Demonstrate Market Demand

By launching an MVP, startups can validate their assumptions and test the market demand for their product or service. This provides evidence that customers are willing to pay for the product or service, which can make it more attractive to investors.


MVPs are designed to be flexible, allowing startups to make changes to the product or service based on feedback from customers. This can be attractive to investors, as it shows that the startup is responsive to customer needs and can adapt quickly to changes in the market.


MVPs are typically developed at a lower cost than a fully-featured product, which can entice investors who want to see the startup spend their capital wisely. This can help to reduce the startup’s burn rate and increase its runway, which can be important for securing future funding.

To summarize, MVPs are attractive to investors because they allow startups to validate product-market fit, gather early feedback, and demonstrate market demand while also reducing risk and allowing for flexibility and cost-effectiveness.

How to Move from Idea to MVP

To move from a business idea to an MVP, startups should follow a series of steps. Here is how you can realize the benefits of MVP:

Conduct Market Research

Before developing an MVP, startups should conduct market research to ensure that there is a need for their product or service in the market. This involves gathering information about the target market, including customer needs, preferences, and behaviors.

Let’s say you want to develop a mobile app for pet owners. Before developing the app, you should research the market to gather information about pet owners’ needs and preferences. This could involve surveys, focus groups, or interviews with potential customers.

Develop a Minimum Viable Product

Once market research has been completed, startups should develop an MVP that includes only the essential features needed to meet the needs of early adopters. This allows the startup to launch a working product quickly and inexpensively.

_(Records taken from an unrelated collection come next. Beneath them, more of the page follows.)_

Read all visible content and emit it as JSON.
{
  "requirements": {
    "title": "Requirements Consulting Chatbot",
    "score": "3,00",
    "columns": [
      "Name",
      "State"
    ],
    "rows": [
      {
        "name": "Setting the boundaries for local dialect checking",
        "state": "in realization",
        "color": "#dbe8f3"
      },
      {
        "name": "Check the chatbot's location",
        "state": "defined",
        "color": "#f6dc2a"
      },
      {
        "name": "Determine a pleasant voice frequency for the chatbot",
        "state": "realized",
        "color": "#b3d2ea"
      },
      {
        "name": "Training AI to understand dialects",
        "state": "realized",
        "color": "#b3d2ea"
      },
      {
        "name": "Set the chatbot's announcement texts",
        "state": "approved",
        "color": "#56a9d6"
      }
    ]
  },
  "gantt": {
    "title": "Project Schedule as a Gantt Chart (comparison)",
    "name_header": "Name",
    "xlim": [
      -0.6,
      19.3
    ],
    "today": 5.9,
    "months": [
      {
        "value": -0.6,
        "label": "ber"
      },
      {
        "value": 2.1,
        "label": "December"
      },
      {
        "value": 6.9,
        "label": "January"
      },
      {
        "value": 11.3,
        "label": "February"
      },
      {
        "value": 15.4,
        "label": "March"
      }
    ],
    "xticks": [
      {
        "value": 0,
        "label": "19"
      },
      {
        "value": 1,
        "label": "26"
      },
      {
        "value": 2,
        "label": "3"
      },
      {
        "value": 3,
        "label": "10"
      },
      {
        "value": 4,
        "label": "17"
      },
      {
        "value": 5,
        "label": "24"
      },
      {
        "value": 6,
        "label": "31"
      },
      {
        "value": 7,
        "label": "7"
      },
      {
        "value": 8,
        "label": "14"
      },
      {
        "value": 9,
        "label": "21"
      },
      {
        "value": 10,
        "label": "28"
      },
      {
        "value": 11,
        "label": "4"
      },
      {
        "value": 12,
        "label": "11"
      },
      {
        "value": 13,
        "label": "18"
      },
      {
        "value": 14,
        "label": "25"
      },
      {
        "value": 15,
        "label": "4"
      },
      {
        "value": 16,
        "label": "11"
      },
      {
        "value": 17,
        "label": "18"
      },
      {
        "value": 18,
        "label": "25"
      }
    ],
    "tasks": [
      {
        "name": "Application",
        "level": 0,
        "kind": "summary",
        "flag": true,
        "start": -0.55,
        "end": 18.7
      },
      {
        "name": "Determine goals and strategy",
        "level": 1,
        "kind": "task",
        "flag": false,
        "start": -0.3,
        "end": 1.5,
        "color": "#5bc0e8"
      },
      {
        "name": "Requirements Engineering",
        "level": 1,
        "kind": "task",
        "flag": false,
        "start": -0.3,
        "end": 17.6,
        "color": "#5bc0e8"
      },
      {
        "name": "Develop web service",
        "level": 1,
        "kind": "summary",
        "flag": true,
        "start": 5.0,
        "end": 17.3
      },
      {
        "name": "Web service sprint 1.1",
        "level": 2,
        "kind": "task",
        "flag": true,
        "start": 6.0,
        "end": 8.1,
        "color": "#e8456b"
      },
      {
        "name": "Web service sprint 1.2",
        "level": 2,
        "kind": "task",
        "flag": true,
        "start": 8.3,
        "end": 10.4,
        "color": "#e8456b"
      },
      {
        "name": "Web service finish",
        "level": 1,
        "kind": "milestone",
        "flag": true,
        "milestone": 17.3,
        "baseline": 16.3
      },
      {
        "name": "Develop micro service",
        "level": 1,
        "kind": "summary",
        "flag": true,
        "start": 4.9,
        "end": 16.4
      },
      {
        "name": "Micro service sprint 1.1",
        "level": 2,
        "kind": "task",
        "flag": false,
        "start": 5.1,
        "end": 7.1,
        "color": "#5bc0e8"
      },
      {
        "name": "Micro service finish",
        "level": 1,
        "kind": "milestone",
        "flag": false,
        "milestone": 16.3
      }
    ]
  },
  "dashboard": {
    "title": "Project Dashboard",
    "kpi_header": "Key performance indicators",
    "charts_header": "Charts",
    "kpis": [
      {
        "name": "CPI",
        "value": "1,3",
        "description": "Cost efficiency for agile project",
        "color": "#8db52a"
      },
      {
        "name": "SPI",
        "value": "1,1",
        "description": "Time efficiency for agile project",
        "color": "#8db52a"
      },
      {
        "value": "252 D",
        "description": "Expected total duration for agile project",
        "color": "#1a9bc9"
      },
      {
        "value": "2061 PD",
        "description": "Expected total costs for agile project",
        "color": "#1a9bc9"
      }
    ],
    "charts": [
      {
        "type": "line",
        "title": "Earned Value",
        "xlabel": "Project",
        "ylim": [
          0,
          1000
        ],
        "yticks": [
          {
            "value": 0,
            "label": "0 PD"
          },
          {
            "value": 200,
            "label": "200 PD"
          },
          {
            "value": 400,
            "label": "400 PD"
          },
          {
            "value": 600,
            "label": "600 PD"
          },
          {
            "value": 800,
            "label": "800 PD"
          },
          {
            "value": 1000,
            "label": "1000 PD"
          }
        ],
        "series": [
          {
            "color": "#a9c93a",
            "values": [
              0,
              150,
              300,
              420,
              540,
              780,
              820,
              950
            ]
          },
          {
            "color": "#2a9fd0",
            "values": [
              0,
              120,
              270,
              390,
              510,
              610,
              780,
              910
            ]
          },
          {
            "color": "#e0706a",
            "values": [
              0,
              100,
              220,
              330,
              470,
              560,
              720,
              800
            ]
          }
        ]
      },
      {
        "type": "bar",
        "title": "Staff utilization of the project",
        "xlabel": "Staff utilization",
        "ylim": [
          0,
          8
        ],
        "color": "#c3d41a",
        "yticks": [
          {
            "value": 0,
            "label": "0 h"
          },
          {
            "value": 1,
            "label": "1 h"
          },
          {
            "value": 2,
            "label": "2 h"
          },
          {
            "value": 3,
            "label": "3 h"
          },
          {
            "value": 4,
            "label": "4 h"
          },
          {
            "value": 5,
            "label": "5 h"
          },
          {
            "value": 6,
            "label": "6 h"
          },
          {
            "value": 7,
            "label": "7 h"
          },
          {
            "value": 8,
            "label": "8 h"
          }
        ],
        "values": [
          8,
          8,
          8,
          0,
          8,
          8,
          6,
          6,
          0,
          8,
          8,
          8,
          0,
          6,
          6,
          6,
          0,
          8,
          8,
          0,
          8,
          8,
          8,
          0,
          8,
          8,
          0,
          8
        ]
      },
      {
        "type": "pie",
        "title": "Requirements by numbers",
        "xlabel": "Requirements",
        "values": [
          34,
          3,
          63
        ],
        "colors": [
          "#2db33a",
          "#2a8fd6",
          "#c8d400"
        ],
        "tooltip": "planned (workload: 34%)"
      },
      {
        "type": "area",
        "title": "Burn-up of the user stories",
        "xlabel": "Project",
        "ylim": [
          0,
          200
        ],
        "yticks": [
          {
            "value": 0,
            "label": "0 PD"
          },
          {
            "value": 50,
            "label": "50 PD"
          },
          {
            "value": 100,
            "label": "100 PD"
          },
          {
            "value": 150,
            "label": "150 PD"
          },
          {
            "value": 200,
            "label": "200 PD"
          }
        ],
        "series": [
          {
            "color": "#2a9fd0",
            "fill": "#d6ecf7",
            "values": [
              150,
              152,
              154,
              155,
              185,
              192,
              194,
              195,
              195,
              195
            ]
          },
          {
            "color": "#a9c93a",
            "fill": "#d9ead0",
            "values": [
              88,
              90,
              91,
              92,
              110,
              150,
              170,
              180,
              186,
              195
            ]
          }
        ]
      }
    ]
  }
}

Continuing with the pet app example, you might develop an MVP that includes features such as a pet profile, a list of local pet-friendly businesses, and a feature to book appointments with pet groomers. The MVP should be functional and user-friendly. However, it should only include the minimum features necessary to provide value to early adopters.

Test and Refine the MVP

After the MVP is developed, startups should test it with potential customers to gather feedback and improve. This involves iterating on the MVP until it meets customers’ needs and provides a compelling value proposition.

For your pet app startup, you can test the app MVP with a group of pet owners to gather feedback on its functionality and usefulness. Based on this feedback, you can make changes to the app, such as adding a feature to track pet vaccinations or a social feature to connect with other pet owners.

Secure Funding

Once the MVP has been developed and refined, startups can seek funding to scale their product or service. This can involve pitching to investors, applying for grants or loans, or crowdfunding.

For your pet app startup, you should seek funding from investors to scale their product and reach more pet owners. Prepare a pitch deck that outlines their MVP, market research, and growth plans, and present this to potential investors to secure funding.


It is critical to note that not all ideas are million-dollar ones, and startups should be realistic about the potential of their product or service. By focusing on developing an MVP and testing it with customers, startups can gather feedback and make improvements to ensure that their product has the best chance of success.

Investors are more likely to invest in MVPs because they are tangible and provide evidence of the startup’s potential. By launching an MVP, startups can demonstrate that they have a viable business model, a deep understanding of their target market, and a product that meets the needs of early adopters.

Moreover, startups should have a clear plan of action and a business strategy when it comes to scaling up the MVP. When they’ve gathered enough customer feedback, it’s time to roll out new features and embark on their journey to a full-fledged product.